I dont even need to put it on anything, ill just eat it with a spoon.
( I like mine cucumbery, so i go heavy on the cukes)


----------



## tenspeed (Mar 14, 2018)

larry_stewart said:


> I dont really use a recipe but this is what I do.
> 
> Yogurt - drained to thicken


When I made it with 'Merican yogurt I drained the yogurt over cheesecloth, as it contains a lot of water.  When I use Greek yogurt I omit this step.


----------



## CakePoet (Mar 14, 2018)

My Greek friend father used to say like this.

Grate a handful of cucumber, salt and leave for moment, then press out the water, add to enough yogurt  to make a thick sauce, add  olive oil, vinegar, salt, pepper,  fresh herbs to taste.    

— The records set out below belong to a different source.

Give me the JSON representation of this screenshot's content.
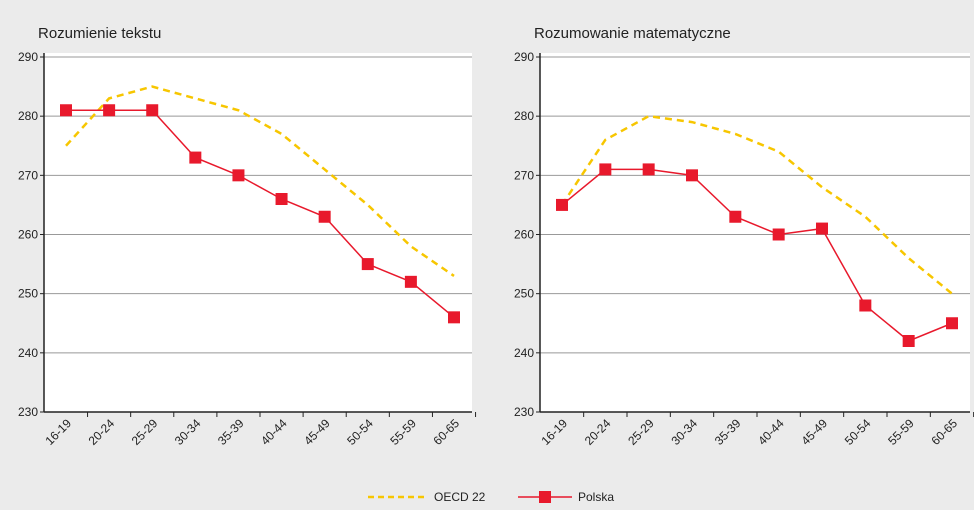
{
  "chart_data": [
    {
      "type": "line",
      "title": "Rozumienie tekstu",
      "categories": [
        "16-19",
        "20-24",
        "25-29",
        "30-34",
        "35-39",
        "40-44",
        "45-49",
        "50-54",
        "55-59",
        "60-65"
      ],
      "series": [
        {
          "name": "OECD 22",
          "color": "#f7c600",
          "style": "dashed",
          "values": [
            275,
            283,
            285,
            283,
            281,
            277,
            271,
            265,
            258,
            253
          ]
        },
        {
          "name": "Polska",
          "color": "#e8192c",
          "marker": "square",
          "values": [
            281,
            281,
            281,
            273,
            270,
            266,
            263,
            255,
            252,
            246
          ]
        }
      ],
      "ylim": [
        230,
        290
      ],
      "yticks": [
        230,
        240,
        250,
        260,
        270,
        280,
        290
      ],
      "grid": true
    },
    {
      "type": "line",
      "title": "Rozumowanie matematyczne",
      "categories": [
        "16-19",
        "20-24",
        "25-29",
        "30-34",
        "35-39",
        "40-44",
        "45-49",
        "50-54",
        "55-59",
        "60-65"
      ],
      "series": [
        {
          "color": "#f7c600",
          "style": "dashed",
          "values": [
            265,
            276,
            280,
            279,
            277,
            274,
            268,
            263,
            256,
            250
          ]
        },
        {
          "color": "#e8192c",
          "marker": "square",
          "values": [
            265,
            271,
            271,
            270,
            263,
            260,
            261,
            248,
            242,
            245
          ]
        }
      ],
      "ylim": [
        230,
        290
      ],
      "yticks": [
        230,
        240,
        250,
        260,
        270,
        280,
        290
      ],
      "grid": true
    }
  ]
}
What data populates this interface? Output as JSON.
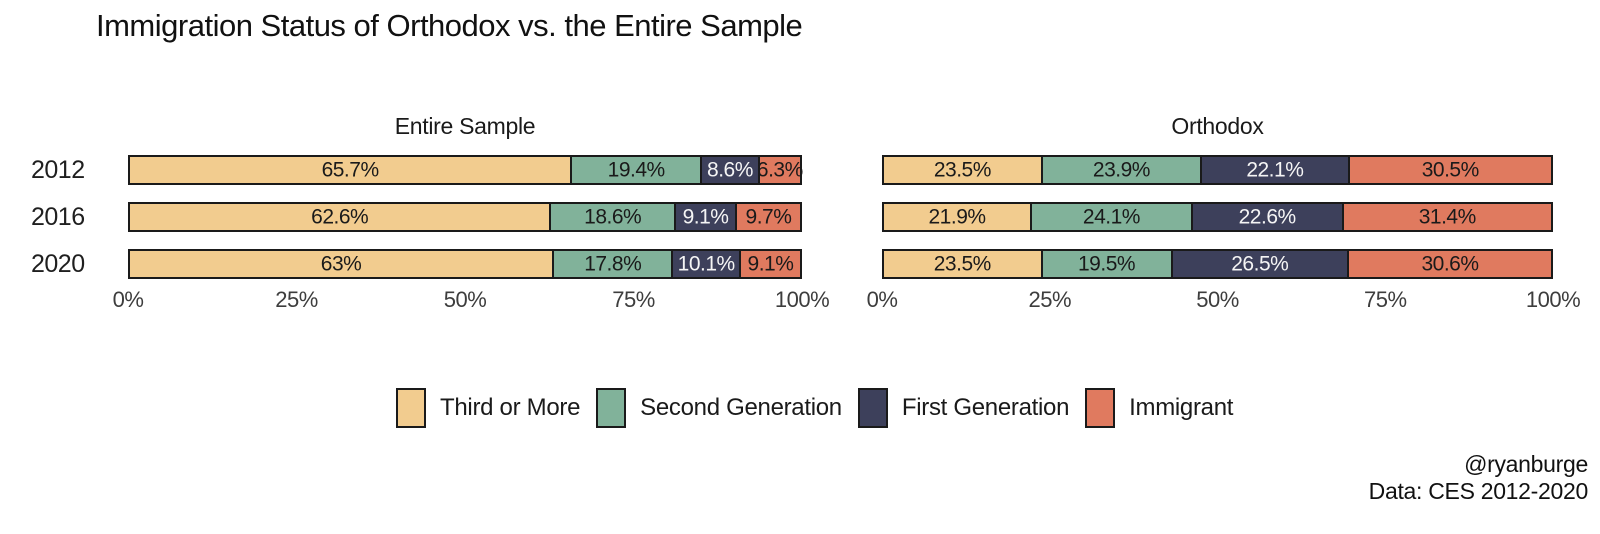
{
  "chart_data": {
    "type": "bar",
    "variant": "horizontal-stacked-faceted",
    "title": "Immigration Status of Orthodox vs. the Entire Sample",
    "xlim": [
      0,
      100
    ],
    "x_ticks": [
      "0%",
      "25%",
      "50%",
      "75%",
      "100%"
    ],
    "grid": "off",
    "years": [
      "2012",
      "2016",
      "2020"
    ],
    "categories": [
      {
        "name": "Third or More",
        "color": "#F2CC8F",
        "label_color": "#1a1a1a"
      },
      {
        "name": "Second Generation",
        "color": "#81B29A",
        "label_color": "#1a1a1a"
      },
      {
        "name": "First Generation",
        "color": "#3D405B",
        "label_color": "#f5f5f5"
      },
      {
        "name": "Immigrant",
        "color": "#E07A5F",
        "label_color": "#1a1a1a"
      }
    ],
    "panels": [
      {
        "title": "Entire Sample",
        "rows": [
          {
            "year": "2012",
            "values": [
              65.7,
              19.4,
              8.6,
              6.3
            ],
            "labels": [
              "65.7%",
              "19.4%",
              "8.6%",
              "6.3%"
            ]
          },
          {
            "year": "2016",
            "values": [
              62.6,
              18.6,
              9.1,
              9.7
            ],
            "labels": [
              "62.6%",
              "18.6%",
              "9.1%",
              "9.7%"
            ]
          },
          {
            "year": "2020",
            "values": [
              63,
              17.8,
              10.1,
              9.1
            ],
            "labels": [
              "63%",
              "17.8%",
              "10.1%",
              "9.1%"
            ]
          }
        ]
      },
      {
        "title": "Orthodox",
        "rows": [
          {
            "year": "2012",
            "values": [
              23.5,
              23.9,
              22.1,
              30.5
            ],
            "labels": [
              "23.5%",
              "23.9%",
              "22.1%",
              "30.5%"
            ]
          },
          {
            "year": "2016",
            "values": [
              21.9,
              24.1,
              22.6,
              31.4
            ],
            "labels": [
              "21.9%",
              "24.1%",
              "22.6%",
              "31.4%"
            ]
          },
          {
            "year": "2020",
            "values": [
              23.5,
              19.5,
              26.5,
              30.6
            ],
            "labels": [
              "23.5%",
              "19.5%",
              "26.5%",
              "30.6%"
            ]
          }
        ]
      }
    ],
    "legend_position": "bottom-center",
    "credit_line1": "@ryanburge",
    "credit_line2": "Data: CES 2012-2020"
  }
}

In his case  fresh herbs could be dill, mint or parsley.


----------



## Roll_Bones (Mar 17, 2018)

I like to drain the salted and grated cucumber (seeds removed regardless of name) over night in the fridge.  Covered with plastic wrap.
Then squeeze the heck out of it with a towel.

Don't forget the garlic!


----------



## di reston (Mar 17, 2018)

I stick with the recipe I was given by the Greek taverna in Manchester UK, and it always works. One caveat: it needs to be made and consumed immediately.


di reston


Enough is never as good as a feast     Oscar Wilde


----------